Multithreading in Algorithms¶
Mantid uses OpenMP to improve
performance within algorithms by parallelizing for
loops. A tutorial
devoted to the technology can be found here.
Access to the OpenMP API is via a set of macros defined in MultiThreading.h. This accomplishes seamless fall-back to single-threaded behaviour for compilers that don’t have OpenMP available, as well as providing protection against multithreading when non-thread-safe workspaces are in use.
The canonical way to use OpenMP in an algorithm loop (typically one over the spectra in a workspace) is as follows:
PARALLEL_FOR_IF(Kernel::threadSafe(*inputWS, *outputWS))

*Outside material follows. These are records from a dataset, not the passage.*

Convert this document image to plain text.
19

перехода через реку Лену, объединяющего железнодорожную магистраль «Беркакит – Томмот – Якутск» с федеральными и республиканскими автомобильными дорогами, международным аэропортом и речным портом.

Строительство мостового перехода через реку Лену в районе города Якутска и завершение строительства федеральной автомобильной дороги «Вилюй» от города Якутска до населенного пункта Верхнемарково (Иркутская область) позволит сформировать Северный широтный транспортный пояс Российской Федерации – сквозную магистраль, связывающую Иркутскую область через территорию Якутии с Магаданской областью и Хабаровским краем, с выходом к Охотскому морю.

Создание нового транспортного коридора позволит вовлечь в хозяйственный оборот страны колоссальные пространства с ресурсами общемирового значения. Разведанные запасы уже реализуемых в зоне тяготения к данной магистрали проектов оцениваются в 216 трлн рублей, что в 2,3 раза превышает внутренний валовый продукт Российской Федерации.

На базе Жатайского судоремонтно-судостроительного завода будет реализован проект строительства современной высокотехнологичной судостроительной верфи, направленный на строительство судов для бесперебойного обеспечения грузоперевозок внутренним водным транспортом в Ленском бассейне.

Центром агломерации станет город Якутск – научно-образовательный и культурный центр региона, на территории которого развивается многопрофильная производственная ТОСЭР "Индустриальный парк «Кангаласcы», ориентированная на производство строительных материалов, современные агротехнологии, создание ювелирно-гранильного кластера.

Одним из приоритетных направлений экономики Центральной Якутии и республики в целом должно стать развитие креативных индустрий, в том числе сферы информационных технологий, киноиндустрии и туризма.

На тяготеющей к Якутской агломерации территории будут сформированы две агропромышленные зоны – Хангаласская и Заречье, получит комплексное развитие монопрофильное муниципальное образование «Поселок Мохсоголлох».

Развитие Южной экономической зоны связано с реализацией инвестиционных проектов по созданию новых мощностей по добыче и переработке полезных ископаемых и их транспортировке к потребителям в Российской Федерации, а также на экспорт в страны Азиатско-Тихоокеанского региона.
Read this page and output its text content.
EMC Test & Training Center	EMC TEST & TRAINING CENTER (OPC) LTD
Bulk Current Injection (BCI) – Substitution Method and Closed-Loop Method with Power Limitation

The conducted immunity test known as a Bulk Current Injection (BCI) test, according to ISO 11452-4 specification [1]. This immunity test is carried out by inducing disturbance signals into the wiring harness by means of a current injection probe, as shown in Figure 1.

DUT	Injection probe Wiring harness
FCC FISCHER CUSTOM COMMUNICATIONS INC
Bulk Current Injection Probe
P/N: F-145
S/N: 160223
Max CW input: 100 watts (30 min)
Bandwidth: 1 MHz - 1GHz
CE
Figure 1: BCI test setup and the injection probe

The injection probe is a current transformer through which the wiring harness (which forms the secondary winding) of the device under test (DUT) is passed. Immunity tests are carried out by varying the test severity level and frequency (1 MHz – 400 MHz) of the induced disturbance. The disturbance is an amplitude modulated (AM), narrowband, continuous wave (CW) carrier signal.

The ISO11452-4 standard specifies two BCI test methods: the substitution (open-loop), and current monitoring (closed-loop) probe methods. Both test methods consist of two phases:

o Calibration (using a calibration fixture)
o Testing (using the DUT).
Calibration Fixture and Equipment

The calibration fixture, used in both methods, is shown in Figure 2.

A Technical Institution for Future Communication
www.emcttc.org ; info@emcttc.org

for (int i = 0; i < numSpec; ++i)
{
PARALLEL_START_INTERUPT_REGION
// .... algorithm code ....
PARALLEL_END_INTERUPT_REGION
}
PARALLEL_CHECK_INTERUPT_REGION
The main work is in the first statement, which contains the instruction invoking OpenMP, but only if the workspaces given are thread-safe. Analogous macros are available for zero, 2 or 3 workspaces. Any workspace that is accessed within the loop should be included. There is then also a set of slightly verbose interrupt instructions, which prevent exceptions escaping from a parallel region (which would otherwise cause program termination) - this includes dealing with algorithm cancellation.
Ensuring thread-safety¶
The first rule is this: Don’t write to shared variables. Or, if you do, protect the write with PARALLEL_CRITICAL or PARALLEL_ATOMIC calls. Note that a write to a workspace data spectrum selected by the loop index is not typically a shared write (though see below).
One gotcha comes from the use of copy-on-write pointers to store the workspace data. Here’s an example:
// Get references to the x data
const auto& xIn = inputWS->x(i);
auto& xOut = outputWS->mutableX(i);
This can cause problems in the case where the input and output
workspaces are the same. Although the call to outputWS->x()
to get a
reference to the output data may look innocuous, in the case where
different spectra are pointing to the same underlying data array this
call will cause the array to be copied, which will invalidate the
reference obtained to the input data in the previous line. The solution
is to make sure the non-const calls come before the const ones (in this
case by reversing the two lines).